A veces nos reímos al leer en los periódicos la cantidad de trabajadores de todo tipo que visitan a los facultativos de "la cabeza". Con la seguridad que da tener un trabajo remunerado, decimos, sin poder evitar un tono despectivo, "sí, sí... tiene depresión..., lo que no tiene es ganas de trabajar", algo que resulta terriblemente injusto, puesto que es eso lo que desean: trabajar.
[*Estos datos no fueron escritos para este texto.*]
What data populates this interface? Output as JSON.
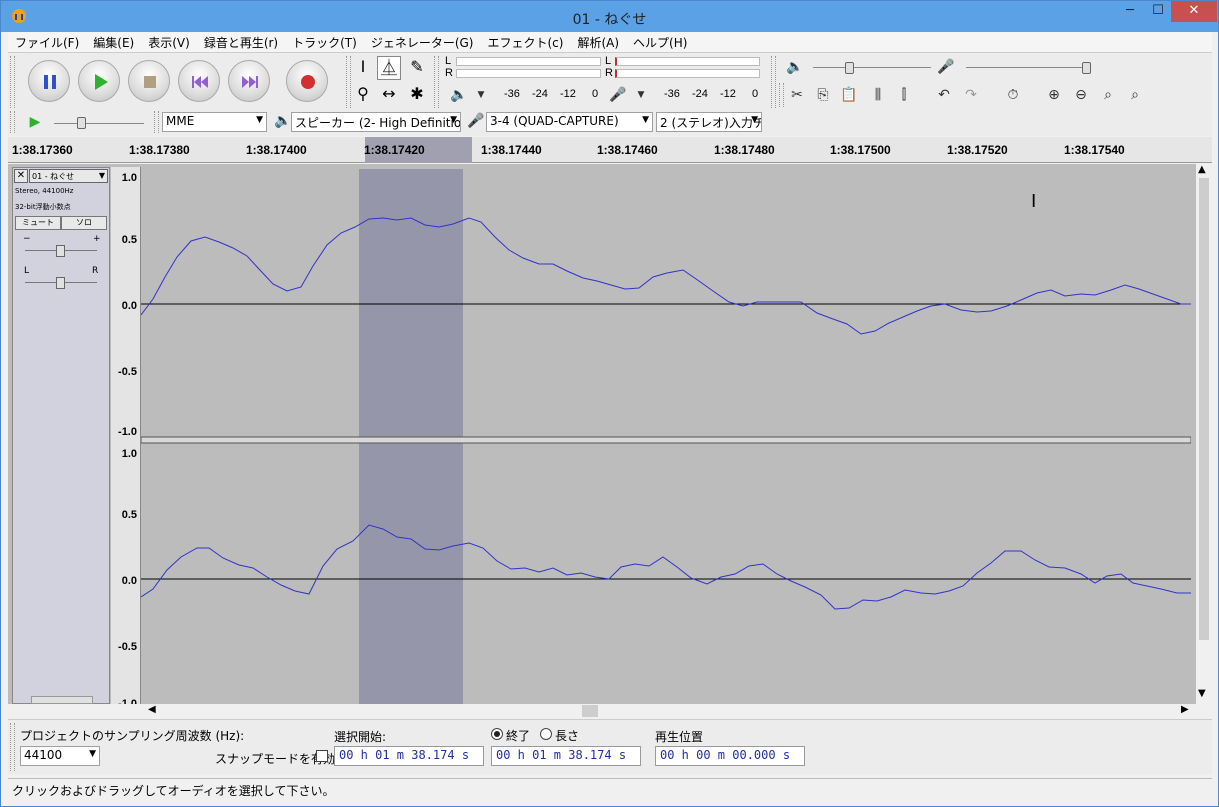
{
  "window": {
    "title": "01 - ねぐせ",
    "min": "─",
    "max": "☐",
    "close": "✕"
  },
  "menu": [
    "ファイル(F)",
    "編集(E)",
    "表示(V)",
    "録音と再生(r)",
    "トラック(T)",
    "ジェネレーター(G)",
    "エフェクト(c)",
    "解析(A)",
    "ヘルプ(H)"
  ],
  "meter": {
    "play_l": "L",
    "play_r": "R",
    "rec_l": "L",
    "rec_r": "R",
    "ticks": [
      "-36",
      "-24",
      "-12",
      "0"
    ]
  },
  "device": {
    "host": "MME",
    "output": "スピーカー (2- High Definitio",
    "input": "3-4 (QUAD-CAPTURE)",
    "channels": "2 (ステレオ)入力チ"
  },
  "ruler": [
    "1:38.17360",
    "1:38.17380",
    "1:38.17400",
    "1:38.17420",
    "1:38.17440",
    "1:38.17460",
    "1:38.17480",
    "1:38.17500",
    "1:38.17520",
    "1:38.17540"
  ],
  "track": {
    "name": "01 - ねぐせ",
    "info1": "Stereo, 44100Hz",
    "info2": "32-bit浮動小数点",
    "mute": "ミュート",
    "solo": "ソロ",
    "gain_minus": "−",
    "gain_plus": "+",
    "pan_l": "L",
    "pan_r": "R"
  },
  "scale": {
    "top": [
      "1.0",
      "0.5",
      "0.0",
      "-0.5",
      "-1.0"
    ],
    "bottom": [
      "1.0",
      "0.5",
      "0.0",
      "-0.5",
      "-1.0"
    ]
  },
  "selection": {
    "rate_label": "プロジェクトのサンプリング周波数 (Hz):",
    "rate": "44100",
    "snap_label": "スナップモードを有効",
    "start_label": "選択開始:",
    "end_label": "終了",
    "len_label": "長さ",
    "start": "00 h 01 m 38.174 s",
    "end": "00 h 01 m 38.174 s",
    "pos_label": "再生位置",
    "pos": "00 h 00 m 00.000 s"
  },
  "status": "クリックおよびドラッグしてオーディオを選択して下さい。",
  "colors": {
    "wave": "#3232c8",
    "selection": "#9696aa",
    "bg": "#bcbcbc"
  }
}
Burla burlando, como decía Lope de Vega, he llegado al final del artículo, y voy a enviarlo a EL DÍA para su publicación. Lo he releído y, lo digo como lo siento, estoy convencido de que nada he aportado al drama de los parados, aunque me tranquiliza saber que no está en mi mano resolverlo. Solo he pretendido que su situación anímica se conozca, se valore de manera adecuada, que no se hable de ellos como si no nos afectaran las carencias que sufren. En definitiva, tratar de ayudarlos si está en nuestras manos esa posibilidad. Recordemos, ya lo dije en un artículo anterior, que si nos tropezamos en la calle del Castillo con mil personas, es muy probable que treinta y tres de ellas "disfruten" del paro.